The anecdote is interesting because it raises the question of whether absolute or relative pay matters with respect to job satisfaction and so on. To be sure, the right answer is probably that both matter, but my guess is that relative pay matters more.
My guess was further informed by another anecdote from my Illinois days. Faculty salaries were quasi-public. That is, they were available to the public, but to get them you had to go to the main campus library and request to see the annual report from the reference desk. A certain faculty member would annually do so, photocopy the law school pages, and circulate them to the entire faculty. He seemed very unhappy with his relatively low pay given his relatively high seniority.

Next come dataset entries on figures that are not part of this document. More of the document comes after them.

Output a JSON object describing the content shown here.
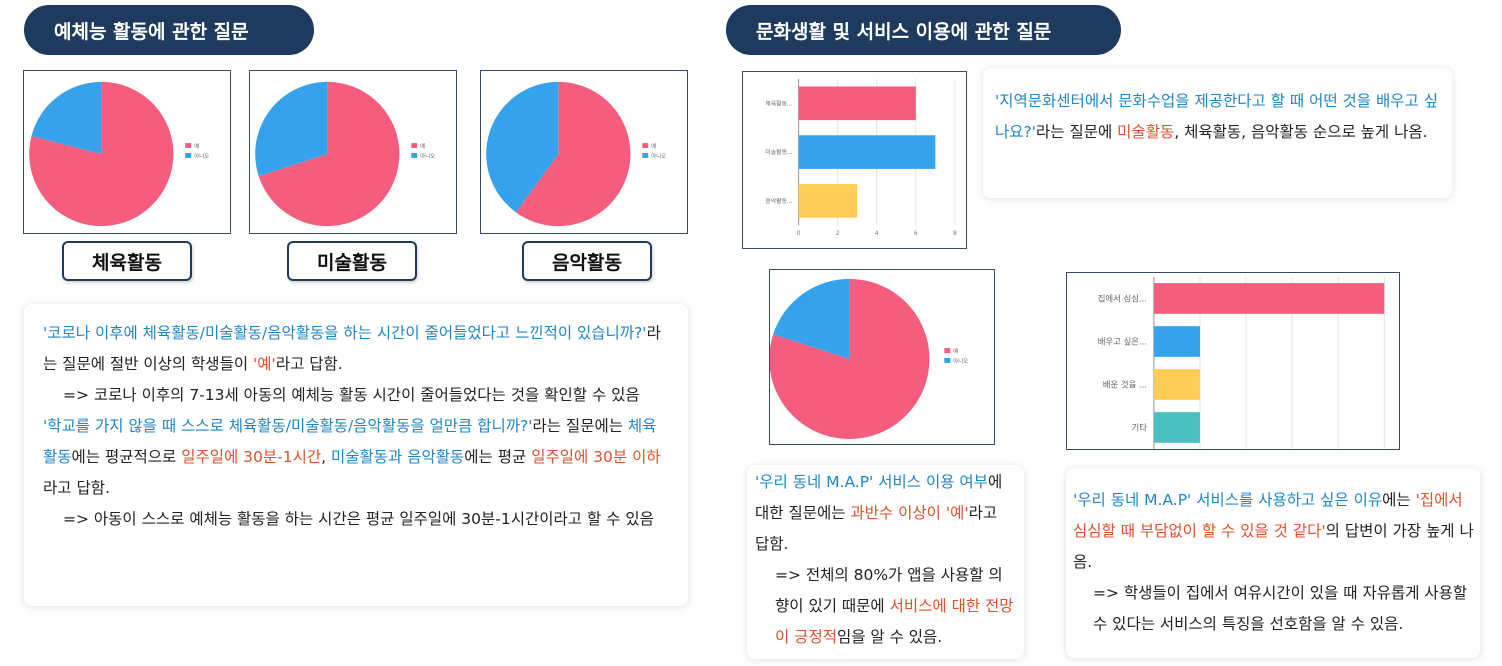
{
  "left_section": {
    "title": "예체능 활동에 관한 질문",
    "pies": [
      {
        "label": "체육활동",
        "yes_fraction": 0.79,
        "legend_yes": "예",
        "legend_no": "아니오"
      },
      {
        "label": "미술활동",
        "yes_fraction": 0.7,
        "legend_yes": "예",
        "legend_no": "아니오"
      },
      {
        "label": "음악활동",
        "yes_fraction": 0.6,
        "legend_yes": "예",
        "legend_no": "아니오"
      }
    ],
    "card": {
      "q1": "'코로나 이후에 체육활동/미술활동/음악활동을 하는 시간이 줄어들었다고 느낀적이 있습니까?'",
      "q1_tail_a": "라는 질문에 절반 이상의 학생들이 ",
      "q1_yes": "'예'",
      "q1_tail_b": "라고 답함.",
      "c1": "=> 코로나 이후의 7-13세 아동의 예체능 활동 시간이 줄어들었다는 것을 확인할 수 있음",
      "q2": "'학교를 가지 않을 때 스스로 체육활동/미술활동/음악활동을 얼만큼 합니까?'",
      "q2_tail_a": "라는 질문에는 ",
      "q2_sport": "체육활동",
      "q2_tail_b": "에는 평균적으로 ",
      "q2_sport_time": "일주일에 30분-1시간",
      "q2_comma": ", ",
      "q2_artmusic": "미술활동과 음악활동",
      "q2_tail_c": "에는 평균 ",
      "q2_artmusic_time": "일주일에 30분 이하",
      "q2_tail_d": "라고 답함.",
      "c2": "=> 아동이 스스로 예체능 활동을 하는 시간은 평균 일주일에 30분-1시간이라고 할 수 있음"
    }
  },
  "right_section": {
    "title": "문화생활 및 서비스 이용에 관한 질문",
    "bar_chart_1": {
      "chart_data": {
        "type": "bar",
        "categories": [
          "체육활동...",
          "미술활동...",
          "음악활동..."
        ],
        "values": [
          6,
          7,
          3
        ],
        "xlim": [
          0,
          8
        ],
        "xticks": [
          "0",
          "2",
          "4",
          "6",
          "8"
        ],
        "colors": [
          "#f45d7e",
          "#36a2eb",
          "#ffcd56"
        ]
      }
    },
    "card1": {
      "q": "'지역문화센터에서 문화수업을 제공한다고 할 때 어떤 것을 배우고 싶나요?'",
      "tail_a": "라는 질문에 ",
      "art": "미술활동",
      "tail_b": ", 체육활동, 음악활동 순으로 높게 나옴."
    },
    "pie_map": {
      "yes_fraction": 0.8,
      "legend_yes": "예",
      "legend_no": "아니오"
    },
    "bar_chart_2": {
      "chart_data": {
        "type": "bar",
        "categories": [
          "집에서 심심...",
          "배우고 싶은...",
          "배운 것을 ...",
          "기타"
        ],
        "values": [
          10,
          2,
          2,
          2
        ],
        "xlim": [
          0,
          10
        ],
        "colors": [
          "#f45d7e",
          "#36a2eb",
          "#ffcd56",
          "#4bc0c0"
        ]
      }
    },
    "card2": {
      "q": "'우리 동네 M.A.P' 서비스 이용 여부",
      "tail_a": "에 대한 질문에는 ",
      "majority": "과반수 이상이 '예'",
      "tail_b": "라고 답함.",
      "c_a": "=> 전체의 80%가 앱을 사용할 의향이 있기 때문에 ",
      "c_pos": "서비스에 대한 전망이 긍정적",
      "c_b": "임을 알 수 있음."
    },
    "card3": {
      "q": "'우리 동네 M.A.P' 서비스를 사용하고 싶은 이유",
      "tail_a": "에는",
      "answer": "'집에서 심심할 때 부담없이 할 수 있을 것 같다'",
      "tail_b": "의 답변이 가장 높게 나옴.",
      "c": "=> 학생들이 집에서 여유시간이 있을 때 자유롭게 사용할 수 있다는 서비스의 특징을 선호함을 알 수 있음."
    }
  },
  "colors": {
    "pie_yes": "#f45d7e",
    "pie_no": "#36a2eb",
    "navy": "#1f3a5f",
    "blue_text": "#1f86c6",
    "red_text": "#e0502c"
  }
}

There now seems to be some empirical evidence for the proposition that relative pay matters. A group of UC economists have posted to SSRN.com a paper entitled Inequality at Work: The Effect of Peer Salaries on Job Satisfaction:
Economists have long speculated that individuals care about both their absolute income and their income relative to others. We use a simple theoretical framework and a randomized manipulation of access to information on peers' wages to provide new evidence on the effects of relative pay on individual utility. A randomly chosen subset of employees of the University of California was informed about a new website listing the pay of all University employees. All employees were then surveyed about their job satisfaction and job search intentions. Our information treatment doubles the fraction of employees using the website, with the vast majority of new users accessing data on the pay of colleagues in their own department. We find an asymmetric response to the information treatment: workers with salaries below the median for their pay unit and occupation report lower pay and job satisfaction, while those earning above the median report no higher satisfaction. Likewise, below-median earners report a significant increase in the likelihood of looking for a new job, while above-median earners are unaffected. Our findings indicate that utility depends directly on relative pay comparisons, and that this relationship is non-linear.

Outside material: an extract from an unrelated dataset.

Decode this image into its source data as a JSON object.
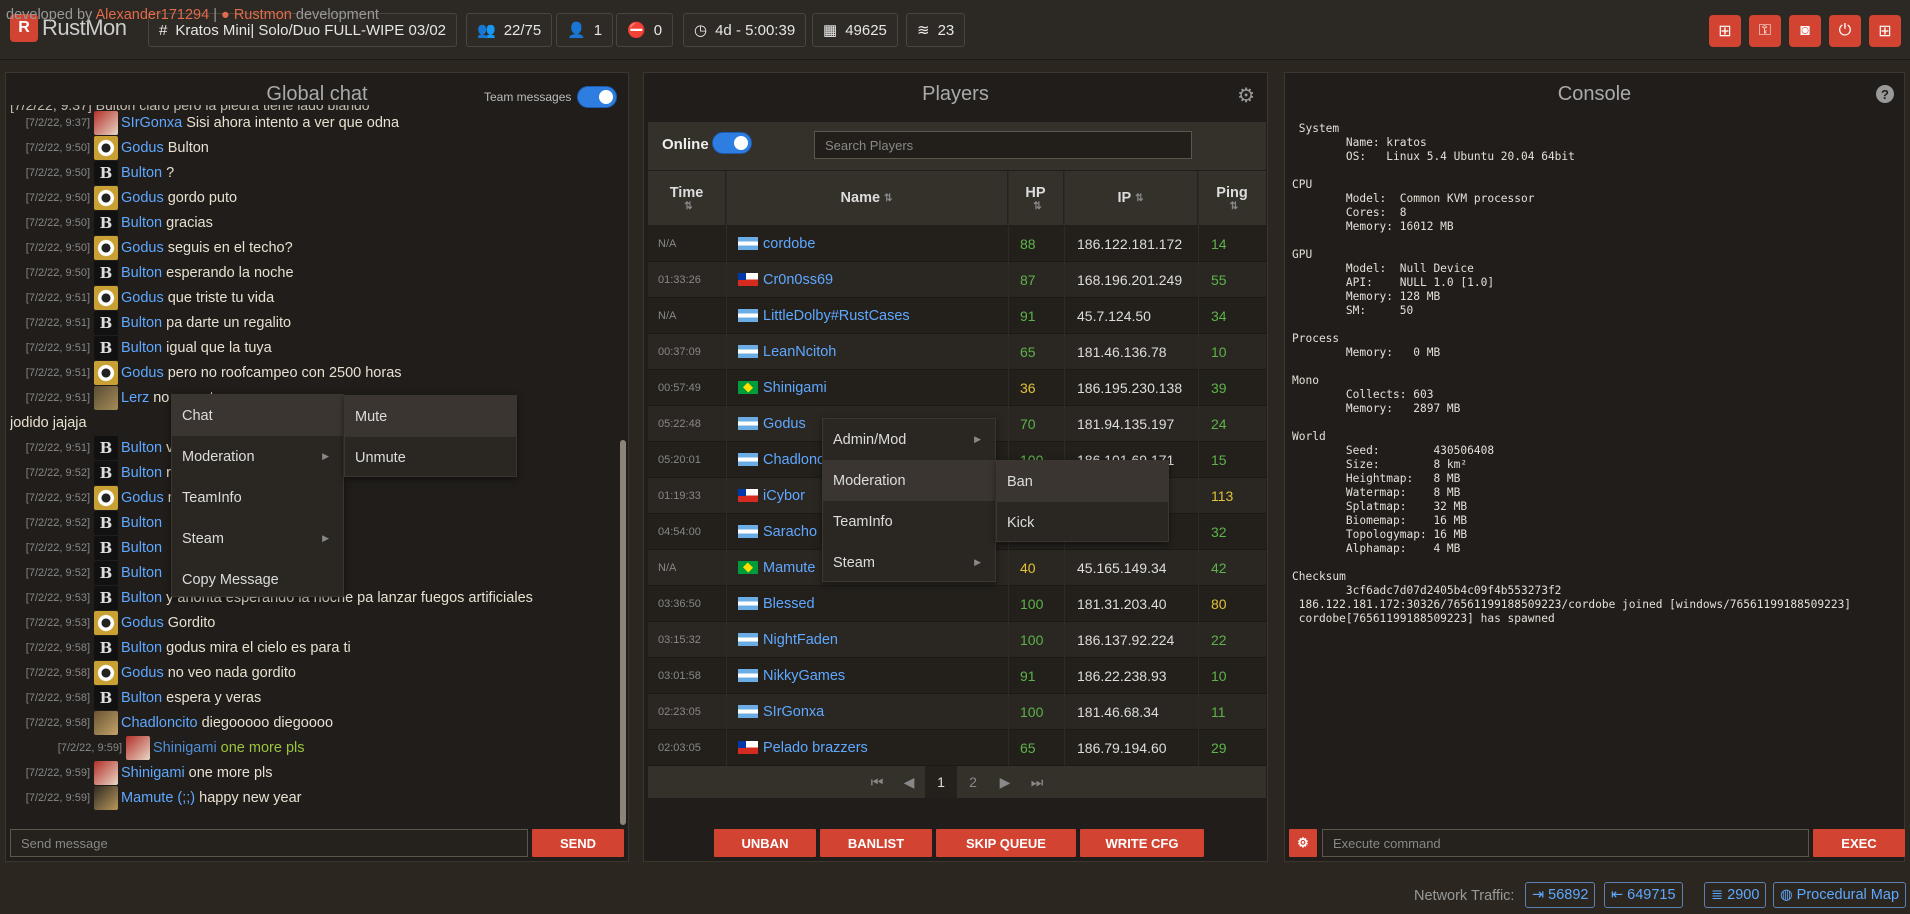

The result is only partially consistent with my intuition. The idea that folks at the bottom of the relative pay scale are going to be unhappy is not surprising, of course. We all think we reside in Lake Wobegon, after all.
The apparent result that those above the median get no utility from being at the top end of the scale is somewhat surprising. Are the study's subjects all such good people that they get no utility from being better paid than their co-workers? This seems especially puzzling when one considers that UC faculty pay has a strong merit component, which means promotions have status symbol value. Indeed, money is pretty much the only counter academics have for measuring their success at competing for status. Being more highly paid thus means, at least to some extent, that you're more highly prized. And that ought to make one feel good. Right? (Which is why, of course, that money is the root of all evil.)
The full study is behind the NBER pay wall, so I haven't checked it out yet, but maybe the answer is that you have to be at the very top top to get utility from relative pay status.
So I wonder if Professor A was happy when B left?